AVATAR, la última película de James Cameron, es una mezcla de historia de amor bio-tecnológico con mundos de la virtualidad real, en la que unos alienígenas-indígenas se conectan a la Matrix a través de terminales de fibra óptica que tienen incorporado en el ADN del pelo.
La historia hace una maniobra narrativa interesante al des-dramatizar la posibilidad de habitar otros cuerpos en esquemas switching packing que hoy vemos cotidianamente en Internet. En Avatar, se juega con este otro yo a un nivel extremo, místico y épico, que no se había visto antes en el cine. Más que el argumento central, abundante en pachotadas de soldados ignorantes e incivilizados cuya misión es destruir un planeta tornasol, de gamas magenta en cada uno de sus rincones, lo interesante de esta película es el universo cultural que se recrea para dar vida a los nativos de este planeta extra solar.
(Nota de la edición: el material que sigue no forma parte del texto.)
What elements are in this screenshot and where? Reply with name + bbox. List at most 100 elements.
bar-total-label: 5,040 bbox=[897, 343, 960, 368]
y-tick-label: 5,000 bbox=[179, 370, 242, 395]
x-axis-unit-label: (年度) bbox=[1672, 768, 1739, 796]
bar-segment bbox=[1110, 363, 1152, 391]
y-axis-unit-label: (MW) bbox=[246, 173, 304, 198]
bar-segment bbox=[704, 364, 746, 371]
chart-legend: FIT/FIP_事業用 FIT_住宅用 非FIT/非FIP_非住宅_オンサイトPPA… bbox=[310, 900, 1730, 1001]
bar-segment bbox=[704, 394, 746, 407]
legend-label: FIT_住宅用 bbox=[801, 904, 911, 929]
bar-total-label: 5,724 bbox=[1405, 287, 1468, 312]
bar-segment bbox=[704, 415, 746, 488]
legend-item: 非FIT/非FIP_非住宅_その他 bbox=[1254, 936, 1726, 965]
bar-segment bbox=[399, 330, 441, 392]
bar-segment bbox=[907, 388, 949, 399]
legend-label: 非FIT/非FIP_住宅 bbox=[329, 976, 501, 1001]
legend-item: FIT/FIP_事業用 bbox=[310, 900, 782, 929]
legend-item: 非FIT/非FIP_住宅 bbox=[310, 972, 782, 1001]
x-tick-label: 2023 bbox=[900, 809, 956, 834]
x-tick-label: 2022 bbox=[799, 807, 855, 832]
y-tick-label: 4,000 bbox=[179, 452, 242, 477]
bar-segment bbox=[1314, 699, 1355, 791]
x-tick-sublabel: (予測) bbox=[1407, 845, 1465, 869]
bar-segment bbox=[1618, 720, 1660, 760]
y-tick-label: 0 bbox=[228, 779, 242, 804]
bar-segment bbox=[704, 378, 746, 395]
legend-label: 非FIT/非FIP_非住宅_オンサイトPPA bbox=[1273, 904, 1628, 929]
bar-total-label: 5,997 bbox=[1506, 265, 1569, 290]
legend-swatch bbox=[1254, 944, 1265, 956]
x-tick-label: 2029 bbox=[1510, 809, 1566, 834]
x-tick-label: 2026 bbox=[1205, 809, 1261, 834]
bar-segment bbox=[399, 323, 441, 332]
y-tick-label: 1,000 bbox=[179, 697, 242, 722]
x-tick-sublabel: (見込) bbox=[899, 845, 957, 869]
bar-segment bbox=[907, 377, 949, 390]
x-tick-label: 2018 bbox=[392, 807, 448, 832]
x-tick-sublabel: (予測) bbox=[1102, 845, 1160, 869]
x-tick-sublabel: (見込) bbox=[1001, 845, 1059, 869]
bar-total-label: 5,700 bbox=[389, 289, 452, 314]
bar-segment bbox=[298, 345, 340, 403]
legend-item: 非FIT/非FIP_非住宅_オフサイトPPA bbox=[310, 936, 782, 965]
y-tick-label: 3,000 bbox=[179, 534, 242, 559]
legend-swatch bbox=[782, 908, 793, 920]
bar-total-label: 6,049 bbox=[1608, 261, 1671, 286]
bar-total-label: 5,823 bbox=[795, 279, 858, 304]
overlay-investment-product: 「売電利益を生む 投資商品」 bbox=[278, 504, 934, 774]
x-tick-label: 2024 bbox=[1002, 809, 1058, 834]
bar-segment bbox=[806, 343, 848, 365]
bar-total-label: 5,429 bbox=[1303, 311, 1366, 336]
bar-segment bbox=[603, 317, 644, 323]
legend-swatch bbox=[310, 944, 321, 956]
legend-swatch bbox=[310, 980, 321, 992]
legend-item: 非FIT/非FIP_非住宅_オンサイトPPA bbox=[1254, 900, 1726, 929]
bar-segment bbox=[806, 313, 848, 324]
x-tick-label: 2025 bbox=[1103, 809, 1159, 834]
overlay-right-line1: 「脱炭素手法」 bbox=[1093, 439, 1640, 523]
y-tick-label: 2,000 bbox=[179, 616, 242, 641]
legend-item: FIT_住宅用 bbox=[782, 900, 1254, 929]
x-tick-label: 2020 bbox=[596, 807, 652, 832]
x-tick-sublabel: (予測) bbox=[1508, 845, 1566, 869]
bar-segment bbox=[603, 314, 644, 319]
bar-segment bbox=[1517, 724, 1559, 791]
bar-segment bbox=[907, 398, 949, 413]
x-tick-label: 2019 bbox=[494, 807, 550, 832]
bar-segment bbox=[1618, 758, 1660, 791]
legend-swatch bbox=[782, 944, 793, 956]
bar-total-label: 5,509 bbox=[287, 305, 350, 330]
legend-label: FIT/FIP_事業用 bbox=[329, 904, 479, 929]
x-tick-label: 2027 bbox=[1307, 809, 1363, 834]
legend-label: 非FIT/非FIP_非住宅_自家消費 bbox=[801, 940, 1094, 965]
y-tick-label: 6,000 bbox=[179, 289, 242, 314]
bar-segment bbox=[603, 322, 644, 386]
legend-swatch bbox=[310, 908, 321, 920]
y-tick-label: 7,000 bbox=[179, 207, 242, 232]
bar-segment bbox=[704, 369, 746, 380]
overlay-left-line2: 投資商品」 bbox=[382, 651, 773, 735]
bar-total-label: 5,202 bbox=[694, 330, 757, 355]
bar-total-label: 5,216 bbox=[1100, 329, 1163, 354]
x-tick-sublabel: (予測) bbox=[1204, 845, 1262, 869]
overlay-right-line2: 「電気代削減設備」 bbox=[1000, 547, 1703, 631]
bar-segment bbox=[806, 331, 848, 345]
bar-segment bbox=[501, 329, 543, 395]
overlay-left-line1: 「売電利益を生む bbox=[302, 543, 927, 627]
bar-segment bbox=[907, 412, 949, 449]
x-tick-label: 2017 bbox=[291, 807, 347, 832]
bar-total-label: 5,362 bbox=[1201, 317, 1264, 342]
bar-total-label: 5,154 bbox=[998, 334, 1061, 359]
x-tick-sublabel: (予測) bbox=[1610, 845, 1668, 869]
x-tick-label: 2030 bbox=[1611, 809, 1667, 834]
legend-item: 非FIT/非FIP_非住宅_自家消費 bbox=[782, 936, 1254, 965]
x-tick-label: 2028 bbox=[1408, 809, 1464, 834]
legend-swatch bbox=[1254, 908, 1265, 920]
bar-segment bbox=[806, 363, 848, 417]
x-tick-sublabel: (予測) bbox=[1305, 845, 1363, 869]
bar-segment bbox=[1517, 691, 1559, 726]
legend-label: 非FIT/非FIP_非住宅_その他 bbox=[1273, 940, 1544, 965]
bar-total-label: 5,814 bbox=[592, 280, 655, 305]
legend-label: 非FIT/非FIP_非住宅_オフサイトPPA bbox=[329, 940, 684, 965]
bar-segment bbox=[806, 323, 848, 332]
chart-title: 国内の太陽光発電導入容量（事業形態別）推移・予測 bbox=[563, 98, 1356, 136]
La caza de pájaros del jurásico, combinada con sesiones de inteligencia colectiva para enlazar con la divinidad, así como la adoración a totems propios de las culturas colaborativas como el gran árbol -la web-, son objetos perfectos en el motor temático de Cameron, a quien le debemos no sólo la fórmula comercial perfecta del diseño emocional (Titanic), sino también, íconos pop elementales como lo es Terminator y la correspondiente imagen de humanidad hiper-tecnologizada futura.